His works are frequently steeped in art and history.

“The Connoisseur” (1974) is one of Connell’s most immediately accessible novels, perhaps his “most undeservedly overlooked work,” Scott Ditzler wrote for a Star profile three years ago. “The novel,” Ditzler wrote, “follows Muhlbach, one of Connell’s recurring characters, an insurance executive who purchases a small Mayan statue at a shop outside Taos, N.M., and in doing so ignites an interest in pre-Columbian art that soon becomes an obsession.”

In recent years Connell published a historical novel based on his deep research of the Crusades (“Deus Lo Volt”), and a biography of the Spanish painter Francisco Goya. His most recent book was “Lost in Uttar Pradesh,” a collection of new and previously published short stories that range over time, place and settings.

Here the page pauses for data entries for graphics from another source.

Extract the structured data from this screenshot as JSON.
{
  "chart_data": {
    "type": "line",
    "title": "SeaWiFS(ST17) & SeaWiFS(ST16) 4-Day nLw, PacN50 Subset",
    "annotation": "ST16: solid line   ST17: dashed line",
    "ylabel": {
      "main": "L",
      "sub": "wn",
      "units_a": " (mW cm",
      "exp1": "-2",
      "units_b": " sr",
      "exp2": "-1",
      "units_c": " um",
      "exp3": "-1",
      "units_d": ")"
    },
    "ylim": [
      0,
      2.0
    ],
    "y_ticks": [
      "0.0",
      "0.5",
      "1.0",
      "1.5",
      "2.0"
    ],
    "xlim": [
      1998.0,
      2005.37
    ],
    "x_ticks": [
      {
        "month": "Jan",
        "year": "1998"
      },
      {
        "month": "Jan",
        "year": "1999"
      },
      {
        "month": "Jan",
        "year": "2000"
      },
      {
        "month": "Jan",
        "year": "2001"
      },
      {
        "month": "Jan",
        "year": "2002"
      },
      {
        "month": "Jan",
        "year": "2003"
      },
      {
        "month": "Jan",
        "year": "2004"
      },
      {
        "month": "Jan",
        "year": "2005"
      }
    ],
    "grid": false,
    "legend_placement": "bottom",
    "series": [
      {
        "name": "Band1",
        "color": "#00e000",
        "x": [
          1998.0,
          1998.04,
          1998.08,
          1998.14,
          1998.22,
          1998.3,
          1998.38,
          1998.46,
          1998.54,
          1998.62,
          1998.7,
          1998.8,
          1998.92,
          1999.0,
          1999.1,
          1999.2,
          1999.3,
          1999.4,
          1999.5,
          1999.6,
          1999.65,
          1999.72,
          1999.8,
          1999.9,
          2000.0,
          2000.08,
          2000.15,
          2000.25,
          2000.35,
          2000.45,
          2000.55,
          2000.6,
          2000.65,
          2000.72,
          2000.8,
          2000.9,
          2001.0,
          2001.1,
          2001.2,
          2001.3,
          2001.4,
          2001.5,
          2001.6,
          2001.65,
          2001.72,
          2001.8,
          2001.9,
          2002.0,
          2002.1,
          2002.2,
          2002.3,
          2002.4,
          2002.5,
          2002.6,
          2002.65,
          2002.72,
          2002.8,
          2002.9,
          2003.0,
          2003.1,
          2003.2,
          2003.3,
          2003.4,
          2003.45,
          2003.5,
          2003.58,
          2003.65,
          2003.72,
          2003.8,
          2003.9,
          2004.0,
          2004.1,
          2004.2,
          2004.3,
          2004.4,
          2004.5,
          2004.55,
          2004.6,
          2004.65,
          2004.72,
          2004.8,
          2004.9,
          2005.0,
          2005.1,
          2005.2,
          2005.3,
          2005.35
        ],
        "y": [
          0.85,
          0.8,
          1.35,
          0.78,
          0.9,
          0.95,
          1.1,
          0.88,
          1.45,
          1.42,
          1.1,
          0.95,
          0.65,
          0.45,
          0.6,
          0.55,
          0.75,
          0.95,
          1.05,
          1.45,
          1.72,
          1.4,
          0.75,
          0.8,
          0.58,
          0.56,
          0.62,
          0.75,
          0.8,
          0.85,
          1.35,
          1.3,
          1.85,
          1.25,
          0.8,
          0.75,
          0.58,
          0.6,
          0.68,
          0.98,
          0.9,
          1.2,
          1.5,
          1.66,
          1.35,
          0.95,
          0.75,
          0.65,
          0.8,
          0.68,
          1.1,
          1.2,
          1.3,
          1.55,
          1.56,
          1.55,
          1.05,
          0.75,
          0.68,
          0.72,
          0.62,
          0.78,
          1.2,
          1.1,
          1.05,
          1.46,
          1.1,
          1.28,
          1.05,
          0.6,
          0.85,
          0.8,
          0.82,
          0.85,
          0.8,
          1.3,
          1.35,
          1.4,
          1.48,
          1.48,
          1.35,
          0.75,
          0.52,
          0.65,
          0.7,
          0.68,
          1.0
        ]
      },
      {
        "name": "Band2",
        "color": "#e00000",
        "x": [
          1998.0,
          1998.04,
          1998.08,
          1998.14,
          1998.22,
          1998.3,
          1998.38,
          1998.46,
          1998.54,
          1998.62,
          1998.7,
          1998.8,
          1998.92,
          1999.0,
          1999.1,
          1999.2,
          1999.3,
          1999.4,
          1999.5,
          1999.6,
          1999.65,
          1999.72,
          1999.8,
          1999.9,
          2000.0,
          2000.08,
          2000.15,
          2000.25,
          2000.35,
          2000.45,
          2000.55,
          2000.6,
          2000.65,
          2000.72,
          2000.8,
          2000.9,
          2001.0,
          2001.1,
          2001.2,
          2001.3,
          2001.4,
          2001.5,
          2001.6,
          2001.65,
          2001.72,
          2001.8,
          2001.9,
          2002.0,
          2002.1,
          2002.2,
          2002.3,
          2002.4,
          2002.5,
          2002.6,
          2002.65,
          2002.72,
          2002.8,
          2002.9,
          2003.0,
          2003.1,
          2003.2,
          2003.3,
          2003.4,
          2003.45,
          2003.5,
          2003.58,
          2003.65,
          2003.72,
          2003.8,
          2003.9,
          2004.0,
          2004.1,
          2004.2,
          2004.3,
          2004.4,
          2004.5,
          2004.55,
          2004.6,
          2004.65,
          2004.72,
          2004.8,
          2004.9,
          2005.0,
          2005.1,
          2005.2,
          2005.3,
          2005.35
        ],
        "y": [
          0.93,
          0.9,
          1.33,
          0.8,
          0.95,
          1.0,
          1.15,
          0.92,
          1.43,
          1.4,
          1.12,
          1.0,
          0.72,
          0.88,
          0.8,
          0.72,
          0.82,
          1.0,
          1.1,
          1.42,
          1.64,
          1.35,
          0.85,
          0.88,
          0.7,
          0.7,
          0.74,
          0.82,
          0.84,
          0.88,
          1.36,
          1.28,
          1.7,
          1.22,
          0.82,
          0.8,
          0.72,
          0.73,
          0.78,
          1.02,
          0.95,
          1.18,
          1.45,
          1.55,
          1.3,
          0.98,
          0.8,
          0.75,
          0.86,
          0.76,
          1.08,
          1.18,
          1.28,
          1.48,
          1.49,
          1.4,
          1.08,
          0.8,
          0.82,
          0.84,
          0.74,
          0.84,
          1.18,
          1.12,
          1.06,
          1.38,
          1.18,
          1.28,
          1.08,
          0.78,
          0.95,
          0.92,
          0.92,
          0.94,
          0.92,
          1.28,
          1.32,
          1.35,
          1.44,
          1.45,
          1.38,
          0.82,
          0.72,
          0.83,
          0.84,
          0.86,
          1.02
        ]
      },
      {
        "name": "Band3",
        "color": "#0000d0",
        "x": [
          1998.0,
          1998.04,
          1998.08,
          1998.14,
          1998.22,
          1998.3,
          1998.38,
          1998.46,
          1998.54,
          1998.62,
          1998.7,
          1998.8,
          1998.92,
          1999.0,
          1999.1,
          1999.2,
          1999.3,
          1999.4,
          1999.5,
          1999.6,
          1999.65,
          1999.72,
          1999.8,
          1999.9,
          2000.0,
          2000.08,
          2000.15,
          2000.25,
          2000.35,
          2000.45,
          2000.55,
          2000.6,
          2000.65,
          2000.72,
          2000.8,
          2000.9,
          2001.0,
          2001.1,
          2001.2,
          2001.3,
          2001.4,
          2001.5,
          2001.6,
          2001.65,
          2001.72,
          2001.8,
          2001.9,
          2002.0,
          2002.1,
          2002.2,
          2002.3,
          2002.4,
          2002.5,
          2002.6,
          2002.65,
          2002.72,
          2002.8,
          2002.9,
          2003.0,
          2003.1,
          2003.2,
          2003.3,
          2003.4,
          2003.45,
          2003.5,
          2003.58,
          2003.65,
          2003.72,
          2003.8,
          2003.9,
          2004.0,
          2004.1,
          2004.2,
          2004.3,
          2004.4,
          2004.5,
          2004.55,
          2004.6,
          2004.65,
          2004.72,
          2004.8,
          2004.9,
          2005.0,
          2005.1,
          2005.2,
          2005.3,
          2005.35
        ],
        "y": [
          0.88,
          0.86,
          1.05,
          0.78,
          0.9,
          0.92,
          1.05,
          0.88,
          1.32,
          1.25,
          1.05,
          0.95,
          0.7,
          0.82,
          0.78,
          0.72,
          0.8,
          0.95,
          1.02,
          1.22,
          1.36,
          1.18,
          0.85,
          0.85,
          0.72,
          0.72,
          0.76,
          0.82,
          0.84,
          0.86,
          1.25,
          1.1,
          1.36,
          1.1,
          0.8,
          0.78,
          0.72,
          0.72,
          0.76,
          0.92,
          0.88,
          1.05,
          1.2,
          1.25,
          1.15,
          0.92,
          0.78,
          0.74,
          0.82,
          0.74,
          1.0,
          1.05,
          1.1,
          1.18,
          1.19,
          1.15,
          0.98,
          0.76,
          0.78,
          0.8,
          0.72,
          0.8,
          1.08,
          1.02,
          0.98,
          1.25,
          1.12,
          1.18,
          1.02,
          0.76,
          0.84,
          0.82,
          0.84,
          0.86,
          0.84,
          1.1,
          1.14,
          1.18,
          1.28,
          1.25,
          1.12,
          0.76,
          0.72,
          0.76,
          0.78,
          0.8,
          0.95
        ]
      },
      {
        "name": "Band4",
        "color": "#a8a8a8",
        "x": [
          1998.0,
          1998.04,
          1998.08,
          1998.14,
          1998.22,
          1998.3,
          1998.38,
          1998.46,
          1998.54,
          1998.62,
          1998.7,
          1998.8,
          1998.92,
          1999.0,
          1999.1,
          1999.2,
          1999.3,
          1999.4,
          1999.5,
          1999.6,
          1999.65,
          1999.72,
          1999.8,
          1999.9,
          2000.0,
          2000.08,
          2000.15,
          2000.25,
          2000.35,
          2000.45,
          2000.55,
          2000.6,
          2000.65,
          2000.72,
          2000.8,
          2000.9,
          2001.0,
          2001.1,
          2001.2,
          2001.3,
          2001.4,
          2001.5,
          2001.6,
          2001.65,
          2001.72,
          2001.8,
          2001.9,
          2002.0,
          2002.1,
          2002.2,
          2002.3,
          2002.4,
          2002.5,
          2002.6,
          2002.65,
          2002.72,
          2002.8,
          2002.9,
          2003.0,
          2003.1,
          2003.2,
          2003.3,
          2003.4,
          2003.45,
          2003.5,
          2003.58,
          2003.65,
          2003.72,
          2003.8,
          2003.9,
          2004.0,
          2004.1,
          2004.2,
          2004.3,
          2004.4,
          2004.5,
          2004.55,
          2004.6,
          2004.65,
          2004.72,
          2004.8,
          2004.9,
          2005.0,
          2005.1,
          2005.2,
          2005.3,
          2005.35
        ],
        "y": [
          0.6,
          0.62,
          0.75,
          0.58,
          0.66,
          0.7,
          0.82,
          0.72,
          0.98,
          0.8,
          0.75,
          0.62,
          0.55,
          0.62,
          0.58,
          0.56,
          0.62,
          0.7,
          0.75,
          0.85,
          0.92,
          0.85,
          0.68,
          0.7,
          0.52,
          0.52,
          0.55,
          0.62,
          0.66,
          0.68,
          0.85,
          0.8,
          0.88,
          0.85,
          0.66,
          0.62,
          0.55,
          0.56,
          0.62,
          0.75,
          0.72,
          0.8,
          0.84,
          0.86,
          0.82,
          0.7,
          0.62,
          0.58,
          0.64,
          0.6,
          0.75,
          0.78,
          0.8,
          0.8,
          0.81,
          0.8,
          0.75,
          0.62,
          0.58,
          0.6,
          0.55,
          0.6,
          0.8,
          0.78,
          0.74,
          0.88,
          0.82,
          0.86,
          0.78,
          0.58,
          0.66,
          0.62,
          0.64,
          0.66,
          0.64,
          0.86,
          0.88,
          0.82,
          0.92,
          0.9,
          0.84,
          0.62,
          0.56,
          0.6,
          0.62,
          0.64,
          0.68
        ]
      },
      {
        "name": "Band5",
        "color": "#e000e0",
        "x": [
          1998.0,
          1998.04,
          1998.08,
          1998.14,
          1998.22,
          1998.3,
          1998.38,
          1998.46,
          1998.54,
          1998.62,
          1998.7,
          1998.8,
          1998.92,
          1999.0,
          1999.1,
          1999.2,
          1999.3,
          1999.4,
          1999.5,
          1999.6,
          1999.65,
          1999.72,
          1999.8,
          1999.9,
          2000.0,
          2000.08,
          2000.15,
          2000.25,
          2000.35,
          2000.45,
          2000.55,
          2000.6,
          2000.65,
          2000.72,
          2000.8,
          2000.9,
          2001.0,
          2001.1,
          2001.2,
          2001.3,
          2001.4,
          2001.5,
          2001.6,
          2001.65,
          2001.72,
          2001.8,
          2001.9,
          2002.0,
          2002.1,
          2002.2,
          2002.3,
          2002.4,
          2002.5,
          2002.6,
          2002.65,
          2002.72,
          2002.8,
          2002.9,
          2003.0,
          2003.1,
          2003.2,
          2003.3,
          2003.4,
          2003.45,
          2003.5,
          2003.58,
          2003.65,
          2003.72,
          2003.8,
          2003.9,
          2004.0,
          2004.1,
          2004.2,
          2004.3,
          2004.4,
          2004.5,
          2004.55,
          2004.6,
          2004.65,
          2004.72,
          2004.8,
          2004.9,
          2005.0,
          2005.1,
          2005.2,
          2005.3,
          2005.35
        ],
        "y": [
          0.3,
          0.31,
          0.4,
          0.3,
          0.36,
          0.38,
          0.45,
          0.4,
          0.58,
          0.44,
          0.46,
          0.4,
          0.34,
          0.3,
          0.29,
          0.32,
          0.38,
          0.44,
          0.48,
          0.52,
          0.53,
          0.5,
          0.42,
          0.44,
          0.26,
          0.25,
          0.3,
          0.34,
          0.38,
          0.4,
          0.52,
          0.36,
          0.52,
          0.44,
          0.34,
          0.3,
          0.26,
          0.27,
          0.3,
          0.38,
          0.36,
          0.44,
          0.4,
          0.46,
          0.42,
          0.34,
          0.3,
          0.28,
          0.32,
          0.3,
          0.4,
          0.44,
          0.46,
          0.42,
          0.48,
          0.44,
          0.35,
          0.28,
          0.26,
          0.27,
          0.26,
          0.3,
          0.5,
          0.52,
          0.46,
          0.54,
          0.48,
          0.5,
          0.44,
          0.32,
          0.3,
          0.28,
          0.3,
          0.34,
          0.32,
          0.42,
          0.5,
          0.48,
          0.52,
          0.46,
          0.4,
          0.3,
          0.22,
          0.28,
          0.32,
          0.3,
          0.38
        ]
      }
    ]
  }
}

“He was a most interesting man,” his sister said. “He was funny, too.”

A few years ago two knee surgeries triggered a heart problem, and Connell had a pacemaker and used a wheelchair.

But in that conversation with The Star in 2010, he was sharp, self-deprecating and well aware of his place in the literary firmament.

“Just about the only book I’m completely satisfied with is the book I did about General Custer,” he said. “I can open that book and read almost any page without flinching.”

Writing about a collection of Connell’s stories in 1995, area writer Conger Beasley Jr. called him “a master stylist, a brilliant portraitist and psychologist” as well as “the least-known, least-appreciated major writer working in America today.”

Beasley called him a stylist with few peers: “He writes solid, perfect-pitch prose, painstakingly crafted, balanced and clear. His eye for detail is exact, as in this excerpt from ‘Mrs. Proctor Bemis:’ ”

She decided to think about how nice Kansas City had been when she was a child. How pleasant and comfortable everything used to be. She thought about her parents. She thought about her brown and white dog Hopscotch. She remembered one Sunday in April when all of them got into the car, including Hopscotch, and they drove to Swope Park for a picnic. She had made a collar of dandelions for Hopscotch and a butterfly landed on the potato salad.

On his writing career, Connell told The Star in 2010: “You have to resign yourself. If you know how to manufacture things that are commercially successful, then you keep doing the same thing over and over. I think that’s what most of the commercially successful writers do; they hit on a subject or some characters that are popular with the public, and so the tendency is to do one more, and then do one more, and so on. If you don’t know how to do that sort of thing, then you’re probably in trouble.”

A private memorial is planned in the spring. In lieu of flowers, donations can be made to Bread for the World in Washington, D.C.